The idea for Psiphon emerged out of a project launched by Toronto, Cambridge, Harvard and Oxford universities to track Internet censorship.

"We found an exponentially rising curve of countries seeking to control content on the Internet," Rohozinski explained.

"Authoritarian states are increasingly taking note of the Internet as a communication medium and a mode of organizing opposition, and therefore they're going out of their way to try to control it," he said.

"The trend was worrisome and so we started on a way to counter these efforts."

Iran's controls are not as pervasive as China's, he noted, but Tehran is clearly stepping up its online censorship.

Of late, world leaders have expressed growing concern over Iran's brutal crackdown on dissidents. Canada has been among the most vocal, outright rejecting Iran's call to "stay out" of its internal politics.

Last week, Canada's charge d'affaires was reportedly berated by Tehran over what Iranian authorities believed was Ottawa's support for Rohozinski's "efforts to spread insurrection in Iran" with his software.

Rohozinski denied any direct government ties, but his first clients include the BBC and the US Broadcasting Board of Governors responsible for Voice of America.

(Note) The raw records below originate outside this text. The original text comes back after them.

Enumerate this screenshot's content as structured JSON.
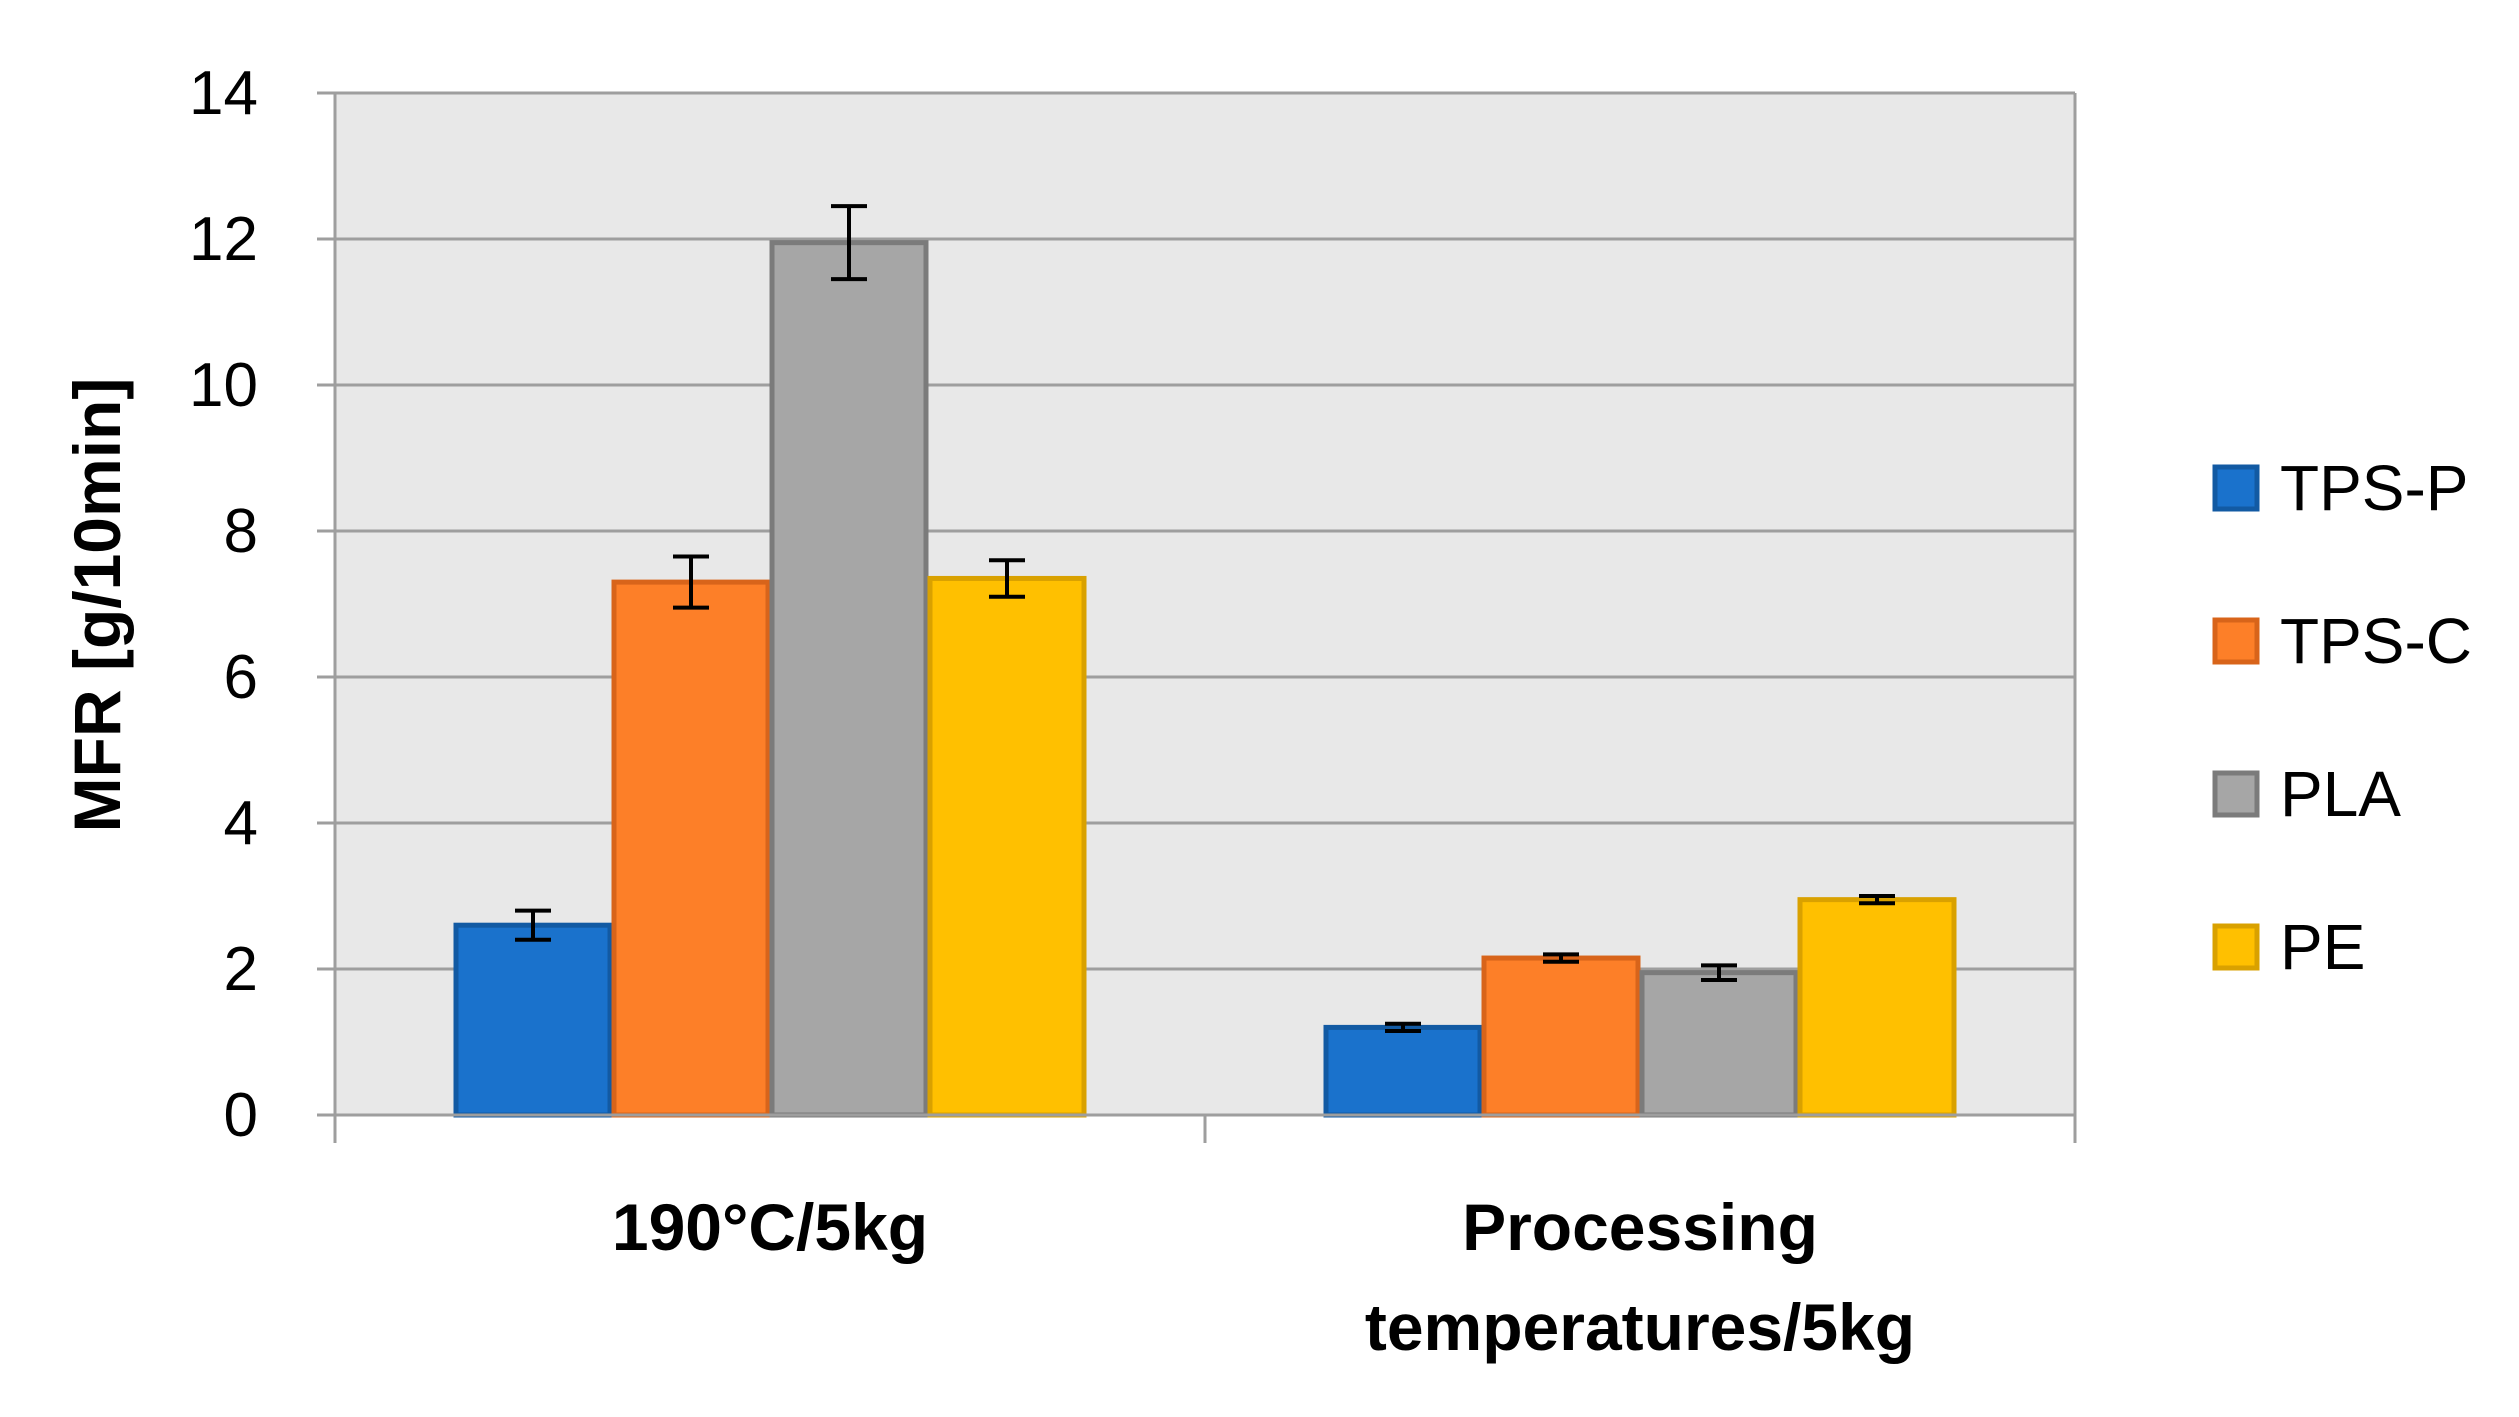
{
  "chart_data": {
    "type": "bar",
    "categories": [
      "190°C/5kg",
      "Processing temperatures/5kg"
    ],
    "category_lines": [
      [
        "190°C/5kg"
      ],
      [
        "Processing",
        "temperatures/5kg"
      ]
    ],
    "series": [
      {
        "name": "TPS-P",
        "values": [
          2.6,
          1.2
        ],
        "errors": [
          0.2,
          0.05
        ],
        "color": "#1a72cc",
        "stroke": "#125aa3"
      },
      {
        "name": "TPS-C",
        "values": [
          7.3,
          2.15
        ],
        "errors": [
          0.35,
          0.05
        ],
        "color": "#fd7f28",
        "stroke": "#d8641a"
      },
      {
        "name": "PLA",
        "values": [
          11.95,
          1.95
        ],
        "errors": [
          0.5,
          0.1
        ],
        "color": "#a6a6a6",
        "stroke": "#7b7b7b"
      },
      {
        "name": "PE",
        "values": [
          7.35,
          2.95
        ],
        "errors": [
          0.25,
          0.05
        ],
        "color": "#ffc000",
        "stroke": "#d9a100"
      }
    ],
    "ylabel": "MFR [g/10min]",
    "xlabel": "",
    "ylim": [
      0,
      14
    ],
    "yticks": [
      0,
      2,
      4,
      6,
      8,
      10,
      12,
      14
    ],
    "grid": true,
    "legend_position": "right",
    "plot_background": "#e8e8e8",
    "gridline_color": "#9e9e9e",
    "errorbar_color": "#000000"
  }
}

On Thursday, US Senators vowed to help Iran's opposition defeat restrictions on news and the social networking Internet sites, as well as boost funding for US-backed radio news broadcasts into Iran.

"We want the Iranian people to be able to stay one step ahead of the Iranian regime, getting access to information and safely exercising freedom of speech and freedom of assembly online," said Independent Senator Joe Lieberman.